The LiMo Foundation announced nine new members today and said that more handsets with its operating system are launching in North America and Japan.
The organization is a leading proponent of an open-source, Linux OS for handsets, and said that its latest members represented key, diverse constituents in the open-source space.
The seven new devices bring to 21 the number of commercially launched handsets with a LiMo-inspired Linux OS.
One leading analyst said that these and other Linux-based handset launches have substantiated mobile Linux’ claim to be a cost-cutting measure for device makers.
The new, LiMo-based handsets include a GSM-based MotoZine Zn5 from Motorola Inc., destined for the United States, and six destined for NTT DoCoMo Inc.’s subscribers in Japan.
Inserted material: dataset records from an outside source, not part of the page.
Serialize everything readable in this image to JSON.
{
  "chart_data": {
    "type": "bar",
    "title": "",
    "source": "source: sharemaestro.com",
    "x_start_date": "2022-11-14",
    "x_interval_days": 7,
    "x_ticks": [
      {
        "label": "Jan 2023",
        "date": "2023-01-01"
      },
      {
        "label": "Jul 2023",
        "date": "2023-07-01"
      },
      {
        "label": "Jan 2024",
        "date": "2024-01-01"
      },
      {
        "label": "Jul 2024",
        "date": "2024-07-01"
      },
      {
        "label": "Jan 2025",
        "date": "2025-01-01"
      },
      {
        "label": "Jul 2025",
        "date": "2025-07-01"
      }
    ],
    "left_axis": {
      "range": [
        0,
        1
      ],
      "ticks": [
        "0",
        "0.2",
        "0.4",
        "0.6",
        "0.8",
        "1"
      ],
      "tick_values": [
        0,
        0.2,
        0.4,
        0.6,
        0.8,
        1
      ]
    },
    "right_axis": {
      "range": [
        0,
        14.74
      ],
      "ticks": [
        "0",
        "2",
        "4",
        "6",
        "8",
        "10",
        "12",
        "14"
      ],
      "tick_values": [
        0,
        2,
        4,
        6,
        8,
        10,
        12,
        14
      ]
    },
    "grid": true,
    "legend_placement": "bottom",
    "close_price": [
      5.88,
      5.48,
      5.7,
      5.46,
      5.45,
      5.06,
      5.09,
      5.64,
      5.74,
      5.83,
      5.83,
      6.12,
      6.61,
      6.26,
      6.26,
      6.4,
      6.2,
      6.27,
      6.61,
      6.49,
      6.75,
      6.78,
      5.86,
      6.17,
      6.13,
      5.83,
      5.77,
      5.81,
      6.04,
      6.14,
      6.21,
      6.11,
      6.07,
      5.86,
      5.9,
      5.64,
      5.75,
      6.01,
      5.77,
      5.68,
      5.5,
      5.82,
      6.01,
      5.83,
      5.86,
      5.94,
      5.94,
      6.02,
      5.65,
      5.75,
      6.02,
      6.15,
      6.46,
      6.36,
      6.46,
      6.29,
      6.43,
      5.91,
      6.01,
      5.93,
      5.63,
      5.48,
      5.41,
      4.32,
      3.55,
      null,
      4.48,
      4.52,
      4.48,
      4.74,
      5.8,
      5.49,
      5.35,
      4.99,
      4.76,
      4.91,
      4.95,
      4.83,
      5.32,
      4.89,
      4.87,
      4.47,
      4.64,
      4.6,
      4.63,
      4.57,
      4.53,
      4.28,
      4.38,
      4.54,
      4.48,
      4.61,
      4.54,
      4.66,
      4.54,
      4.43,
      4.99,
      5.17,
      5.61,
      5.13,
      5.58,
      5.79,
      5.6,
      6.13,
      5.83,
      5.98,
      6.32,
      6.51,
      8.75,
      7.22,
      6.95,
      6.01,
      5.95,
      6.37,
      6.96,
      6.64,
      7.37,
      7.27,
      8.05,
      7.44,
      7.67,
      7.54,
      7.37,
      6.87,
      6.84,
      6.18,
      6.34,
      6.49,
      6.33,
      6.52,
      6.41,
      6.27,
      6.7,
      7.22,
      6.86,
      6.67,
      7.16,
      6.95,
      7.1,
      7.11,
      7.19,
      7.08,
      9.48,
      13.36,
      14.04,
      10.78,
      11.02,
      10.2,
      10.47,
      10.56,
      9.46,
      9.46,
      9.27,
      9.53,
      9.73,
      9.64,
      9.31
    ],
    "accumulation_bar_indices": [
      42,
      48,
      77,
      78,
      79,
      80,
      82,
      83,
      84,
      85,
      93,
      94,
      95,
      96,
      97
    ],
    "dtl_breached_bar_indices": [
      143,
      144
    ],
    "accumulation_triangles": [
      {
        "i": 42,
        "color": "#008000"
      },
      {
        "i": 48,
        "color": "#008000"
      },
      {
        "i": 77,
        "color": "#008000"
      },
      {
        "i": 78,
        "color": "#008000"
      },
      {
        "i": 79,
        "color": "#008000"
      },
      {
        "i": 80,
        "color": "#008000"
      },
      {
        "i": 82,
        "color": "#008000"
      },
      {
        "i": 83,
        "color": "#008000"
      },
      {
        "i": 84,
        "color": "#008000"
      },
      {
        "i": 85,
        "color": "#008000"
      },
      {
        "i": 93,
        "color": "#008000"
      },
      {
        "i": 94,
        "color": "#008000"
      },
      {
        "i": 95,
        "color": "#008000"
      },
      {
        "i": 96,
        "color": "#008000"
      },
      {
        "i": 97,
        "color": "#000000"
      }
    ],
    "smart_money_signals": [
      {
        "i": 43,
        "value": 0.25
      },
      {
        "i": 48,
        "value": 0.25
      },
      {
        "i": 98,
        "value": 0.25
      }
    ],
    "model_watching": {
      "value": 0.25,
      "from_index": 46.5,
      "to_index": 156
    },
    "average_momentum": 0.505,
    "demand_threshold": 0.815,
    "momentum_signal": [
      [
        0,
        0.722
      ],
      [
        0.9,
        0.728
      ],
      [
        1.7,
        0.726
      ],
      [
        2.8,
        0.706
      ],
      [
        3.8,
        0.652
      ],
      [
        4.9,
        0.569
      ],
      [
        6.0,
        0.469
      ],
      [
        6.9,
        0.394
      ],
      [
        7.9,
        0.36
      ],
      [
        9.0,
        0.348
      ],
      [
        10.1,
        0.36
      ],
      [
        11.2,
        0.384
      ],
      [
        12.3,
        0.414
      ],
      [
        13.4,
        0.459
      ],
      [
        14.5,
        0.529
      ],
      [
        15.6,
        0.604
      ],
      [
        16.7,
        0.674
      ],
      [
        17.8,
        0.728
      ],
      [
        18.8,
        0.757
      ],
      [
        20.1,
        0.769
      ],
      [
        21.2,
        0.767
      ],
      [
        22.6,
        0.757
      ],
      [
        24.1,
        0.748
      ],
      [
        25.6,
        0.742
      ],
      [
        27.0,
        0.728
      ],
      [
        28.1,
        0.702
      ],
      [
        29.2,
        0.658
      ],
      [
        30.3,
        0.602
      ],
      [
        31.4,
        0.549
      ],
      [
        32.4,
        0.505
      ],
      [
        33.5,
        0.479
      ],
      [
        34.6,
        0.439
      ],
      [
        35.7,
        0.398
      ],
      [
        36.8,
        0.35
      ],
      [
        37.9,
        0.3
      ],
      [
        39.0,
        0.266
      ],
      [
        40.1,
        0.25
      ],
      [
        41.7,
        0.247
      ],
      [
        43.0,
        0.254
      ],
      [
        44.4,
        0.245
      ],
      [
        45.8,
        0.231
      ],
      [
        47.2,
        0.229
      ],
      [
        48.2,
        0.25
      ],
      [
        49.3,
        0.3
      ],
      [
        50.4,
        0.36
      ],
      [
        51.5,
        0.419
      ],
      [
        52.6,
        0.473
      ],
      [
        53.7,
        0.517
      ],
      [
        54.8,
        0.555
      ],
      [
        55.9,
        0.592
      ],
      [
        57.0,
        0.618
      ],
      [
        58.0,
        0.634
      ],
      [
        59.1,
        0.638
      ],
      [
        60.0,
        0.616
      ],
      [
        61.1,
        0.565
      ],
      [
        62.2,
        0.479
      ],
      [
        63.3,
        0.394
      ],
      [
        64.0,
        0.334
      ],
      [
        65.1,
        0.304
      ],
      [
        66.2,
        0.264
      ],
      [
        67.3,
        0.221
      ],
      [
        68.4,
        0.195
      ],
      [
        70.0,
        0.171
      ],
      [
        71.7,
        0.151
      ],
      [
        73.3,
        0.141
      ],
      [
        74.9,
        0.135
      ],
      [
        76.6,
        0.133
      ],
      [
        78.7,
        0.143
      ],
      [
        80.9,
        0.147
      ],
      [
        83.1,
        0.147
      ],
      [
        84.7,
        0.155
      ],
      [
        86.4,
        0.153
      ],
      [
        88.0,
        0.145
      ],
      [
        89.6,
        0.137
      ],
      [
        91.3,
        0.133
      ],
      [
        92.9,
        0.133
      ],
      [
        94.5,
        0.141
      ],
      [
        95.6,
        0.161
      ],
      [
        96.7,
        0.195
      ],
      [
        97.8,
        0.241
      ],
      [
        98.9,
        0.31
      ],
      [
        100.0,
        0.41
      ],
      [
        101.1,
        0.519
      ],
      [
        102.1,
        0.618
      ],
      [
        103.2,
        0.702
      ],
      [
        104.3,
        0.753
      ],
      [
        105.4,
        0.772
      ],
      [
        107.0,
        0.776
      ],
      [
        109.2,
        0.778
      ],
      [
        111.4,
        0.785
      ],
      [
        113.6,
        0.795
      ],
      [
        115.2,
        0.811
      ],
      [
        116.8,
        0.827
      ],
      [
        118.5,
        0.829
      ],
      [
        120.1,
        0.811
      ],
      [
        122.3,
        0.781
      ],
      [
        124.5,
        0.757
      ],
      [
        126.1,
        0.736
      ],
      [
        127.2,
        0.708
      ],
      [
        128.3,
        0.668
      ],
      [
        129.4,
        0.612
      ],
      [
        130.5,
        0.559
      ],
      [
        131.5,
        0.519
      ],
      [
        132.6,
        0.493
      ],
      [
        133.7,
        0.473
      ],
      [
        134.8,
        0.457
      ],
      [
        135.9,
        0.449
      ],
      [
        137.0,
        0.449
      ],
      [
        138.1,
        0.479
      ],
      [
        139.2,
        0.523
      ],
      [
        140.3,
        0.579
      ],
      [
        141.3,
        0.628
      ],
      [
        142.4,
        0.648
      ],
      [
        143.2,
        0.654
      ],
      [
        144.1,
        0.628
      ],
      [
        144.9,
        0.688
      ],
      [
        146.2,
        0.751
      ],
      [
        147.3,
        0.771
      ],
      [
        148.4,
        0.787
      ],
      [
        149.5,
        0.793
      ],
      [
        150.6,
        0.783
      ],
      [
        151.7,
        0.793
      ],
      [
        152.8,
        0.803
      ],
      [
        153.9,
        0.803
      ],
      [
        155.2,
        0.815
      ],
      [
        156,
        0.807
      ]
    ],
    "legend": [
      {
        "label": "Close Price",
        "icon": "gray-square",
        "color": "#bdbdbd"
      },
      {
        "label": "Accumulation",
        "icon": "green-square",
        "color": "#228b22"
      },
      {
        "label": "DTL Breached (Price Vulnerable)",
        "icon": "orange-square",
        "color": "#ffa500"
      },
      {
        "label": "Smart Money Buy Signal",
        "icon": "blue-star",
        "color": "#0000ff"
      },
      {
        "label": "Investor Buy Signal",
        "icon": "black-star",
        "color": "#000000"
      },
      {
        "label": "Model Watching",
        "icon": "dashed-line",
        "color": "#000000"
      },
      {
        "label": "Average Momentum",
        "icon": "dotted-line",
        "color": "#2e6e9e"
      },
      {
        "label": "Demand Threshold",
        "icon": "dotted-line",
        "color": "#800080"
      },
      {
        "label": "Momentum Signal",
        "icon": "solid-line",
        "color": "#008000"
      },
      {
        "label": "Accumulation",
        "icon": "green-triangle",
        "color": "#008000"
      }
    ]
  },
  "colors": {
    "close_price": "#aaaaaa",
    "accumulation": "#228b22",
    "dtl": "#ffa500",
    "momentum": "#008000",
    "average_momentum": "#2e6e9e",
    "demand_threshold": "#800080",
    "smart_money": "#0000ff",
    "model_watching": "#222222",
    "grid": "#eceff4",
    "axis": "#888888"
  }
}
Four are made by Japanese vendor NEC and two by Panasonic Mobile Communications.
SDK on the way
Andrew Shikiar, director of global marketing for the LiMo Foundation, said that the Japanese launches, in particular, established that LiMo’s Linux OS was robust and market-proven.
“Japan is a fascinating market, as are all Asian markets,” Shikiar said. “The primary means of Internet access, for instance, is through the mobile handset – mobile television, mobile banking, many market-proven value-adds all require subtleties and complexities that are embodied in the LiMo platform.”
Shikiar said that the LiMo Foundation’s growth and the diversity of its membership bodes well for the growth of its Linux platform and for attracting application developers. The Foundation plans to release a software development kit, or SDK, by year’s end. The group’s “collaborative governance” model is attracting new members, as is its addressable market, which Shikiar pegged at 600 million subscribers.
The Foundation’s IPR policy offers a “safe harbor” for sharing patents without reprisal, which presents a “catalyst for engagement” by members, Shikiar said. The goal is to boost hardware innovation by vendors and compelling applications for carriers.
Among the new members are Esmertec (an independent software vendor, or ISV), chip vendor Freescale Semiconductor, operator Telecom Italia, integrator MIZI Research and Longcheer Holdings and ZTE Corp., which are original equipment manufacturers.
Asked about the LiMo Foundation’s rivalry with the Open Handset Alliance, which is focused on Google Inc.’s Android project, Shikiar said “LiMo is very focused on charting our own course and strategy.”
Carl Howe, analyst at Yankee Group, said that the notion of market share wars among OS vendors is now a dated concept.
Players such as Nokia Corp. and Apple Inc. seek to spread their platforms globally – Nokia through an open-source, free Symbian platform, Apple through its proprietary Mac OS on the iPhone and iPod Touch platform – as a means to deliver their next software-and-services play. Google’s Android/Open Handset Alliance project, another Linux-based effort, is widely perceived to be aimed at growing the market for Linux, with benefits assumed for a search giant such as Google. The LiMo Foundation’s efforts also take aim at hardware and service innovations for its members.
“I don’t see this as a market share war between the OSs,” Howe said. “At the end of the day, the OS is a tool, a component. Asian OEMs and ODMs latched onto Linux fairly early as a way to keep costs down. Especially when you have large consortia pursuing open-source Linux platforms, the members seek their own market share, but they aren’t counting Linux’ market share.”
Various players – Motorola, for instance – have an interest in Symbian, offshoot UIQ, Linux and Microsoft Corp.’s Windows Mobile, and likely will use each different OS when addressing particular market segments, the analyst said.